Guys, please keep the Australian political rants out of this discussion.
All hail the God of Frustration!!!

Offline Kelmola

  • Seeking motivation to start buillding the stash
Re: NZ Defence Acquisitions
« Reply #29 on: December 20, 2016, 06:02:56 AM »
Scenario 1: China decides it's not enough to antagonize Japan, Taiwan, Vietnam, Malaysia, Singapore, Indonesia, Philippines, Brunei, and by proxy, the US in its neighbouring waters (plus the usual beef with India), and wants to start building artificial reefs in NZ territorial waters and/or inserting "polite people" who then unanimously vote to join North Island into China.
Scenario 2: Putin decides Russia needs a proper tropical colony and decides to do the same, once the Pacific Fleet is made great seaworthy again.
Scenario 3: Hardline islamists seize power in Indonesia and they decide to spread the jihad to NZ because it's easier to conquer than the infidel lands in the immediate neighbourhood.
Scenario 4: The cows came home along with the flying pigs and the ever-menacing cargoship full of Argentinian revanchists accidentally lands in Auckland instead of Port Stanley. Hilarity ensues.

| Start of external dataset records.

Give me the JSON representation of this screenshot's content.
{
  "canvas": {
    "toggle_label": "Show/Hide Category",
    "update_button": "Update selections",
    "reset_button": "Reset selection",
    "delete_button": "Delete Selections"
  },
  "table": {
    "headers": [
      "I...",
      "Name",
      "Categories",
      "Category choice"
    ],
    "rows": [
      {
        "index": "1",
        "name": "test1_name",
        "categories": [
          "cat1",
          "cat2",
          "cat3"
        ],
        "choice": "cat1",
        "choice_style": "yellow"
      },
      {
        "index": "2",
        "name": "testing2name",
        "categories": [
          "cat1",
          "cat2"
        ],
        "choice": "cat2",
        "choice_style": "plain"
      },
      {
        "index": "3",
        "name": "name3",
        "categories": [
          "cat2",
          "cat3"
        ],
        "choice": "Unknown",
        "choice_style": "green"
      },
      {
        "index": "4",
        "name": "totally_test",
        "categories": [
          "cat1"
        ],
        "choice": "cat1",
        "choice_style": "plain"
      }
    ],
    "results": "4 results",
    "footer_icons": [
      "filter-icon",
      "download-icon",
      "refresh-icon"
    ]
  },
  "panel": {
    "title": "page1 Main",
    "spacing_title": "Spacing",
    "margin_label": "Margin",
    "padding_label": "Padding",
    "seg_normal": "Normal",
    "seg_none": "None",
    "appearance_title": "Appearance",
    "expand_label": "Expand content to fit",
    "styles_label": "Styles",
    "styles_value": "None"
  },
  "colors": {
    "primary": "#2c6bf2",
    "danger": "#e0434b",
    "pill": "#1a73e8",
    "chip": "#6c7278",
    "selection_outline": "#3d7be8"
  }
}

The thing most working for NZ is the sheer distance from anything resembling a threat, and as they still have a functional Army merely reaching the islands is not enough, one would have to be able to maintain a supply chain over most of the Pacific. Of course, outlying islands (Tokelau and Cook Islands) are still at risk, but would not really be defensible even with combat aircraft unless there would be a permanent force stationed there. (Also, to reach those islands the potential attacker would have to pass several US-held islands, which might attract undue attention to the invasion fleet.)

However, if China starts to become a proper blue-water navy, Russia gets its act together again, or Indonesia indeed starts flexing its muscles, then NZ should of course evaluate their options. Gripen E/F would probably be a good choice, though its range tends to be on the short side. (Or indeed Gripen M, if RAN decides to become a carrier force again the NZ Gripens could then cross-train on Aussie flattops...) Eurofighter is then the next logical step, but the cost may be prohibitive.